Search images are mental pictures humans develop to help them find things. We all use them. We develop search images either by seeing an example of what we want (or wish to avoid) or by imagining it. Choose the make, model, and color of the car you want, and it suddenly appears everywhere! Your search image has been set to seek that particular car. Your images may keep you safe on the city streets, dodging traffic and avoiding harassment while you think of other things. Mine help me live in the forest and on the ocean.
I love to share the story that introduced me to the concept, told by Henry Gee to illustrate search images in his excellent book, In Search of Deep Time: Beyond the Fossil Record to a New History of Life. While working with a team of anthropologists in Africa, fossicking among the gravel beds for minute evidence of prehistoric humans—teeth and bone fragments, Meave Leakey played hostess to a famous paleontologist who specialized in land snails. After a few hours trying to help, he complained that he couldn’t figure out how they could find any bones, when all he could see were snail shells. “Snail shells?” his hosts said in surprise. Apparently they had been working in an area full of snail fossils, but looked through them to find the fragments they sought.

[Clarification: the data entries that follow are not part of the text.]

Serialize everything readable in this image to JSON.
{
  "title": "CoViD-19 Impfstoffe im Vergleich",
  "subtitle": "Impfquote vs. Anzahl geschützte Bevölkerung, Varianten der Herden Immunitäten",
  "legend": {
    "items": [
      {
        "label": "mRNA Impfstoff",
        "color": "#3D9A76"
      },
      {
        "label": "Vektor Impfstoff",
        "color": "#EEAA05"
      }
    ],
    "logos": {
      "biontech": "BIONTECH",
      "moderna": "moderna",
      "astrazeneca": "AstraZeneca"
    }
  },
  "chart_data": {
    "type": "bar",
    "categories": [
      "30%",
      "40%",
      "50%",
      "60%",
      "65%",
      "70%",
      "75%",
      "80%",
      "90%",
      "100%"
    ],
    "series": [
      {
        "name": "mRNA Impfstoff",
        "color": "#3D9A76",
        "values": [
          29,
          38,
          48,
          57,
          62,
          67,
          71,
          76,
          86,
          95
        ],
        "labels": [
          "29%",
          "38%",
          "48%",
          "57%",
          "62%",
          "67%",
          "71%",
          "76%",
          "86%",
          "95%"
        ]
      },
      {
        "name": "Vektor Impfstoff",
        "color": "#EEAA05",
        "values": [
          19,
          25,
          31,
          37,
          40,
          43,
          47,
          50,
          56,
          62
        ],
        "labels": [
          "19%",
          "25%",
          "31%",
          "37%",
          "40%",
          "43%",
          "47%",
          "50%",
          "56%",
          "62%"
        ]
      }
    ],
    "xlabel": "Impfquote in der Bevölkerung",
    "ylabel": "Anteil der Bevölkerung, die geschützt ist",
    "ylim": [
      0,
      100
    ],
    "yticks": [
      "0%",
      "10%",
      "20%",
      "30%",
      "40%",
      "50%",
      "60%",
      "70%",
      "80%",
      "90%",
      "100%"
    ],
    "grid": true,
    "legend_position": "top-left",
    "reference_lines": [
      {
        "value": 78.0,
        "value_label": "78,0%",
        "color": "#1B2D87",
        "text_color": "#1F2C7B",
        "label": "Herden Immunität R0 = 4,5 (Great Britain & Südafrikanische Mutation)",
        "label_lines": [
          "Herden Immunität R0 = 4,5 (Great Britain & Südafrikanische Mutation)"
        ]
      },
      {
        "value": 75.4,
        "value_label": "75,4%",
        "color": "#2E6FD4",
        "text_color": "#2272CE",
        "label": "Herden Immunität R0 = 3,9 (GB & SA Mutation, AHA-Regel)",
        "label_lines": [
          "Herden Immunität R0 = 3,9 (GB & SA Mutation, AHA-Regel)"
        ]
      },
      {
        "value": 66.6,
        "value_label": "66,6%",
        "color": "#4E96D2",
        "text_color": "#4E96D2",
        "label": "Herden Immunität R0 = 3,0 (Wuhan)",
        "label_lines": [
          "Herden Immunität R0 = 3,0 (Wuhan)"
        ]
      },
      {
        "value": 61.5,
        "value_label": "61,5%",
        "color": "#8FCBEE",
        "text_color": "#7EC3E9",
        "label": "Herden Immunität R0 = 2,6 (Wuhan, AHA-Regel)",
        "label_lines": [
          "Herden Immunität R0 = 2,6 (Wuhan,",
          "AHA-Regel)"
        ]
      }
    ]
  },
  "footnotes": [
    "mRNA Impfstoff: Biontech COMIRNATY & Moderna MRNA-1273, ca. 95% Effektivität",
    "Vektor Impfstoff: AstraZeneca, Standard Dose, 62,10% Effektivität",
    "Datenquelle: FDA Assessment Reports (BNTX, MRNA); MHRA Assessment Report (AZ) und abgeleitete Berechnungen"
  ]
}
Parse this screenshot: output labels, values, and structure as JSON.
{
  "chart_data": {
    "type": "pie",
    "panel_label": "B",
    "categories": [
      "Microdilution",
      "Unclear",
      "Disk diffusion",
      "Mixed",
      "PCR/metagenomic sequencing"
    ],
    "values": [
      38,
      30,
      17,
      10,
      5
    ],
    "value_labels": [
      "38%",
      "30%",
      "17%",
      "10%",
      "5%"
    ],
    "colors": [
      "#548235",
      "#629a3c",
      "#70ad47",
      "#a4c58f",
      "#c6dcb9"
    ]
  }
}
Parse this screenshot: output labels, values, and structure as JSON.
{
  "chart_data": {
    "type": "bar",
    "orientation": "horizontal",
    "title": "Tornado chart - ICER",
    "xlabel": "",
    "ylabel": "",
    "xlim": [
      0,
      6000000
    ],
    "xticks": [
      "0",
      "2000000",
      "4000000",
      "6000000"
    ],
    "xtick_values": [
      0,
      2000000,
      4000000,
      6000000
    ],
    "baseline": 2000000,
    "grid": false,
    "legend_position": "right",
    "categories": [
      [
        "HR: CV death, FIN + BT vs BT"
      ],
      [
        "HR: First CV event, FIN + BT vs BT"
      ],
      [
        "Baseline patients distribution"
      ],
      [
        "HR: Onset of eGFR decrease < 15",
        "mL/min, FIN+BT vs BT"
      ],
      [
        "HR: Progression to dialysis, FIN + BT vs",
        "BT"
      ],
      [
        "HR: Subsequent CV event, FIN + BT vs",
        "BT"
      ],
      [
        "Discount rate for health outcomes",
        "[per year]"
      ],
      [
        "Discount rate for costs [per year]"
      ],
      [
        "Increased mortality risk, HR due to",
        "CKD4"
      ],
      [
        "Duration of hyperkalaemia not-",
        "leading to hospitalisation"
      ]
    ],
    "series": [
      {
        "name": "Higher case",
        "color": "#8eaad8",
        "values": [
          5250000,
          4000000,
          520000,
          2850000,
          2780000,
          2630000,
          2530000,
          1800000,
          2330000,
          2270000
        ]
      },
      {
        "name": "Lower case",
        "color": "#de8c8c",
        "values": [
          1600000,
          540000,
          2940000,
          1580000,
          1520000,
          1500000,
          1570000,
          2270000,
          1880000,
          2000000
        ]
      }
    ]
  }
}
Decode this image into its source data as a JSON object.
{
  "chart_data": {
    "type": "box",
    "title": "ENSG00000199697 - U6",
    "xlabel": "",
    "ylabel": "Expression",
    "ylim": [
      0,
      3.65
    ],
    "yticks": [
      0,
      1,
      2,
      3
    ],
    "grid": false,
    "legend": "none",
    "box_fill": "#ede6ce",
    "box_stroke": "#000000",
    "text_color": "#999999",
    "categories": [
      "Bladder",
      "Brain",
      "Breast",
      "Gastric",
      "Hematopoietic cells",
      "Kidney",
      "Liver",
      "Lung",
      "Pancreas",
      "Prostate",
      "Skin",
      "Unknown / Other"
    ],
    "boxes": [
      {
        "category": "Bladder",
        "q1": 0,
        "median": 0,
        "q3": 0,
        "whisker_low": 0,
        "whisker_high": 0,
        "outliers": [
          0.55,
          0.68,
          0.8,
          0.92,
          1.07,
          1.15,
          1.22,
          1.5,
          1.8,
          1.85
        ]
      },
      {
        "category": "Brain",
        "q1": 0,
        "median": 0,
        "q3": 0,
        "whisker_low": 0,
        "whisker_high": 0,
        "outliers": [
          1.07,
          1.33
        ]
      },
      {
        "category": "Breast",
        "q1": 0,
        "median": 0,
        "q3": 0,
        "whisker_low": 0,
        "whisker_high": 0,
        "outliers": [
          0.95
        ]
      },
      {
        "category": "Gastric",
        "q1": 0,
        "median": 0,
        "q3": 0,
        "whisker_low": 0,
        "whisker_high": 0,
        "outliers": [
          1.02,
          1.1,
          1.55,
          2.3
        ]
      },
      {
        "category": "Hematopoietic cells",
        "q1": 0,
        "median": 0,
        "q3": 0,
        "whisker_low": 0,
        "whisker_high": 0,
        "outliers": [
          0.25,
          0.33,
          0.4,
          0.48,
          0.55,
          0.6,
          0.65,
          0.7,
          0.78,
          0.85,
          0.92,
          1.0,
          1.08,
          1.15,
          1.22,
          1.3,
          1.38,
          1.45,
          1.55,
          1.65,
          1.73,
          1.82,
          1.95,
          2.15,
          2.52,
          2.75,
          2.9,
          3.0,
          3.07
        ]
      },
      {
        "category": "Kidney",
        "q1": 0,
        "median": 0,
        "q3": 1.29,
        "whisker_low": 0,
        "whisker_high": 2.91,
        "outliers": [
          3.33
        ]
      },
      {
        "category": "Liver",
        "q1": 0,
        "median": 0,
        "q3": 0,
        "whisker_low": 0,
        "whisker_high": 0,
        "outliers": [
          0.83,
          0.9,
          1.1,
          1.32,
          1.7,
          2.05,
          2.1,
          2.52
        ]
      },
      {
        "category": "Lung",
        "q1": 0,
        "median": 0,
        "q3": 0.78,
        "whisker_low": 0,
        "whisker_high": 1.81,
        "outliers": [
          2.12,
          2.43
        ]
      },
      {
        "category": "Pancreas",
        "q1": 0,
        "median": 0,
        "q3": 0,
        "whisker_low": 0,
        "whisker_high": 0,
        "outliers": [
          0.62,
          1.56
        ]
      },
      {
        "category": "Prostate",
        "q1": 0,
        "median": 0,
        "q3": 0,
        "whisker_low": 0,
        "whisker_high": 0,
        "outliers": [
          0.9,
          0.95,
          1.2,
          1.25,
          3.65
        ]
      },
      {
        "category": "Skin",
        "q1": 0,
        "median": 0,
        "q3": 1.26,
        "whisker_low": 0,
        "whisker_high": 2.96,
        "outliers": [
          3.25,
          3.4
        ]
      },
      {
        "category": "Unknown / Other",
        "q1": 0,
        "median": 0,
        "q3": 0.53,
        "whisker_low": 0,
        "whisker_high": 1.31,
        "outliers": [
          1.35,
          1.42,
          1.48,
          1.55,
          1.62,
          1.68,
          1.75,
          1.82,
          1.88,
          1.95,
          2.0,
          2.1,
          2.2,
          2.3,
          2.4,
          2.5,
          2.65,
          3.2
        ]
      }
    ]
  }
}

This ability tends to keep us alive and out of trouble. It comes in very handy in our way of life.
For instance, as I roam the woods, I feel like a tourist in a strange, new city: I don’t know where to look! My search imaging goes berserk whenever I step outside.
I scan the ground. It’s moose season, so moose nuggets and hoof prints are of primary interest. It’s also mushroom season. My image includes all mushrooms, particularly the varieties that I know to be present and safe to eat. One type, which I’ve just learned is edible, suddenly seems to be everywhere!
We’ve seen lynx sign lately. A lynx is a rare visitor to our area, so its presence is worth noting. Images of bear or coyote and their sign are firmly in place and in play as well.
I scan at eye level and above. We currently need usnea, a wispy tree moss, so I watch for clumps growing within reach. I watch for broken twigs, another moose sign. I look for dead trees to cut for firewood, and for “widow makers,” rotted branches or trees hanging above that might fall unexpectedly. Berries are rare on our peninsula, but there’s a search image for them, too.
I also keep an eye on the extreme close-up to avoid spider webs that span almost every tree gap. They’re uncomfortable to pass through, and never seem visible farther than an inch from one’s face!
Layered over all is a more generalized image: normal conditions. Against this, the unusual or out-of-place contrasts starkly. Litter on our trail is extremely rare, but sometimes appears. We notice footprints from strangers, trail washouts, dog poop, or lost items of value.
Imaging is set without much conscious effort. My interests, desires, fears, and expectations set them. I manipulate them slightly by reminding myself how unlikely it is to see a whole animal all at once. I watch for pieces: a haunch emerging from a thicket, a head silhouetted against the ridge, a glimpse of fur in a darkened grove. Or, most telling, deviations from “normal.”
Expectation often hinders search images. The instinct is so strong we often see what we expect, rather than what’s there. Aly’s search images work better than mine, because she has different expectations. I grew up imagining vague impressions in the dirt to be animal sign. I got corrected often enough that now I generally dismiss my guess automatically. Where I say, “likely not,” she says “likely so,” and seeks clues to back up her assumption. I’ll walk right past a heel mark. She’ll assume it’s a moose print, then verify it with other evidence.
Manipulating search images can help you find what you seek. When consciously setting search images, set them properly—think hard about what you want, and make sure you’re remembering it as it is—not as you think it is.